Quant aux visites que celui-ci rendait à Véra à Smolny, comme prétendu cousin, le père n’en savait rien. Véra, atteinte de faiblesse générale et d’anémie, était autorisée exceptionnellement à passer les fêtes à la maison. Tout portait à croire que Lagoutine, cédant enfin aux instances de sa fille, la reprendrait pour toujours, avant qu’elle ait terminé ses études.

Nous avions fait presque en silence les dix verstes qui séparaient Lagoutino du relais de poste. Je contemplais, comme d’habitude, les splendeurs du soleil qui se couchait dans la plaine et, attendri par ce doux spectacle, je parlai à Mikhaïl de mon amour pour Véra, dans un style imagé. J’évoquai le mythe platonicien des deux moitiés d’homme qui, à leur rencontre, doivent fusionner ou périr. Mikhaïl avait compris.

– Un amour pareil, dit-il, est indigne de l’être humain. On meurt non pas de quelque chose, mais pour quelque chose. Tout homme qui se considère comme tel, doit avoir un idéal. Et après réflexion il ajouta: C’est d’ailleurs notre privilège à nous. Le beau sexe, lui, est voué en général à la mort du papillon qui se brûle à la flamme.

– Alors, interrompis-je sans dissimuler ma joie, tu estimes que la femme est incapable d’aller au bûcher, comme le firent Jean Hus et d’autres?

Je pensais que Mikhaïl en voulait à Véra d’avoir mal accueilli ses idées révolutionnaires.

– La femme ira n’importe où, répliqua-t-il. Mais, le plus souvent, elle le fait pour suivre celui qu’elle aime.
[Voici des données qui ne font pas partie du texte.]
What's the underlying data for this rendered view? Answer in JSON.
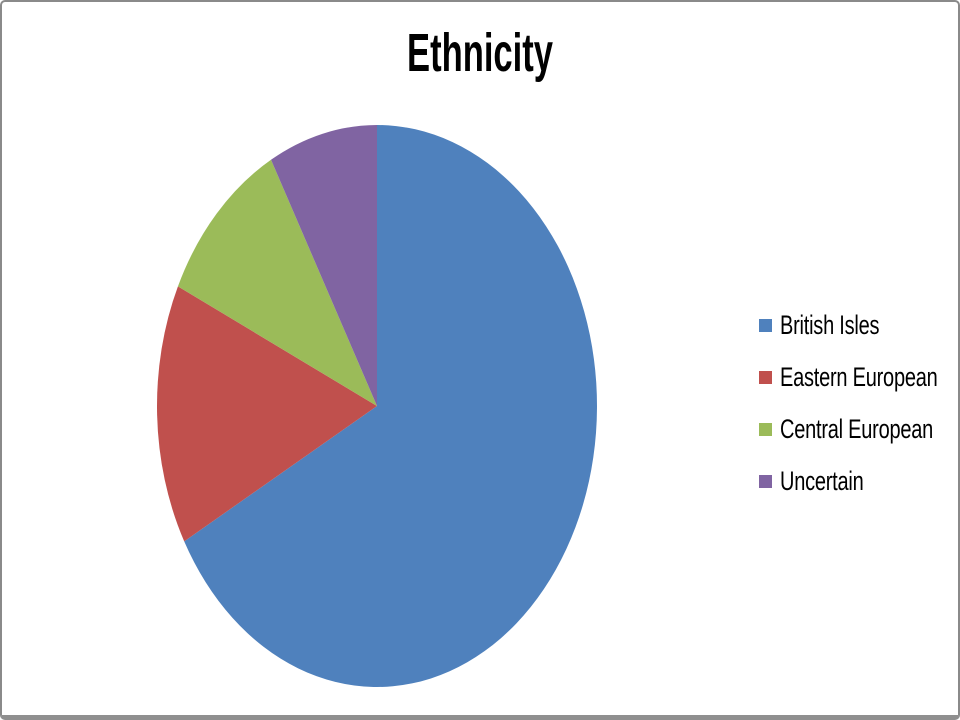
{
  "chart_data": {
    "type": "pie",
    "title": "Ethnicity",
    "categories": [
      "British Isles",
      "Eastern European",
      "Central European",
      "Uncertain"
    ],
    "values": [
      67,
      15,
      10,
      8
    ],
    "unit": "percent_estimated",
    "colors": [
      "#4F81BD",
      "#C0504D",
      "#9BBB59",
      "#8064A2"
    ],
    "start_angle_deg": 0,
    "direction": "clockwise",
    "legend_position": "right",
    "data_labels": false,
    "title_color": "#000000",
    "legend_text_color": "#000000"
  },
  "frame": {
    "border_color": "#8a8a8a",
    "bottom_border_color": "#8f8f8f",
    "background": "#ffffff"
  }
}
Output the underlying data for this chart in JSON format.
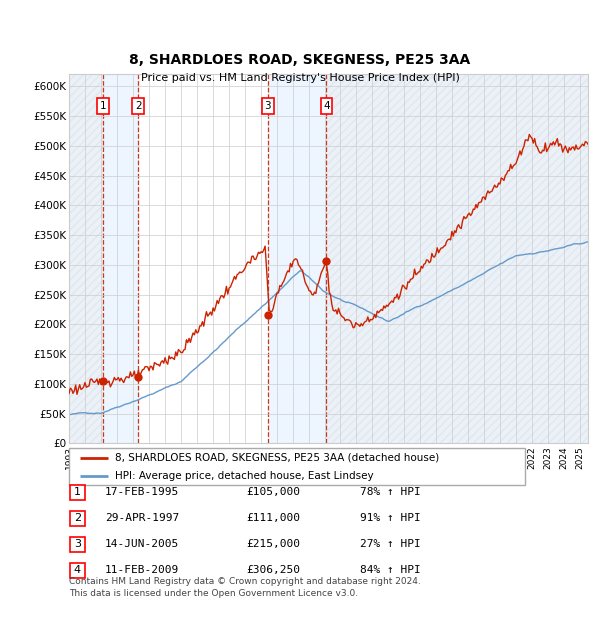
{
  "title1": "8, SHARDLOES ROAD, SKEGNESS, PE25 3AA",
  "title2": "Price paid vs. HM Land Registry's House Price Index (HPI)",
  "ylabel_ticks": [
    "£0",
    "£50K",
    "£100K",
    "£150K",
    "£200K",
    "£250K",
    "£300K",
    "£350K",
    "£400K",
    "£450K",
    "£500K",
    "£550K",
    "£600K"
  ],
  "ytick_vals": [
    0,
    50000,
    100000,
    150000,
    200000,
    250000,
    300000,
    350000,
    400000,
    450000,
    500000,
    550000,
    600000
  ],
  "xlim": [
    1993.0,
    2025.5
  ],
  "ylim": [
    0,
    620000
  ],
  "sale_dates": [
    1995.125,
    1997.33,
    2005.45,
    2009.12
  ],
  "sale_prices": [
    105000,
    111000,
    215000,
    306250
  ],
  "sale_labels": [
    "1",
    "2",
    "3",
    "4"
  ],
  "hpi_color": "#6699cc",
  "price_color": "#cc2200",
  "dot_color": "#cc2200",
  "background_color": "#ffffff",
  "grid_color": "#cccccc",
  "shade_color": "#ddeeff",
  "hatch_color": "#c8d8e8",
  "legend_line1": "8, SHARDLOES ROAD, SKEGNESS, PE25 3AA (detached house)",
  "legend_line2": "HPI: Average price, detached house, East Lindsey",
  "table_rows": [
    [
      "1",
      "17-FEB-1995",
      "£105,000",
      "78% ↑ HPI"
    ],
    [
      "2",
      "29-APR-1997",
      "£111,000",
      "91% ↑ HPI"
    ],
    [
      "3",
      "14-JUN-2005",
      "£215,000",
      "27% ↑ HPI"
    ],
    [
      "4",
      "11-FEB-2009",
      "£306,250",
      "84% ↑ HPI"
    ]
  ],
  "footnote1": "Contains HM Land Registry data © Crown copyright and database right 2024.",
  "footnote2": "This data is licensed under the Open Government Licence v3.0."
}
J’étais aux anges: mes espoirs revivaient! Pendant les entrevues de Mikhaïl et de Véra, je n’avais jamais observé la rougeur subite ni les regards baissés qui s’allument soudain, symptômes infaillibles de la passion naissante. Certes, je savais que pendant ses visites Mikhaïl offrait à la jeune fille, avec un salut respectueux, non pas des bonbons français, à en croire l’inscription marquée sur la boîte, mais des livres de tendances libérales. Quant à leurs entretiens, ils étaient toujours graves et fort ennuyeux à mon avis. Je m’attendais d’un jour à l’autre à ce que Véra, lasse de ces enseignements, cherchât une distraction ne fût-ce que dans les arts, plus conformes à la jeunesse poétique. En prévision de ce revirement, le désir d’être – en contrepoids à Mikhaïl – ferré sur la peinture, me faisait visiter assidûment l’Ermitage impérial et lire quantité d’ouvrages étrangers sur ces collections merveilleuses.

Nous trouvâmes le vieux Lagoutine sur le perron décoré de fraîche verdure. Des branches de sapin, fixées en bouquets à de hautes perches, donnaient l’illusion d’un bois de palmiers surgi en pleine province de N. Devant la maison, sur une butte gazonnée, une vingtaine de belles filles en sarafans [2] du dimanche et de gars en chemises écarlates roulaient des œufs de différentes couleurs. Une multitude de rigoles en bois descendaient la pente, et c’était joli à voir, tous ces œufs bleus, rouges, verts et jaunes qui parsemaient, tels des joyaux, l’herbe émeraude. Pour finir, on dansa en rond et toutes les femmes et les jeunes filles allèrent embrasser le maître, qui leur donnait un rouble ou un joli foulard, à l’occasion de Pâques.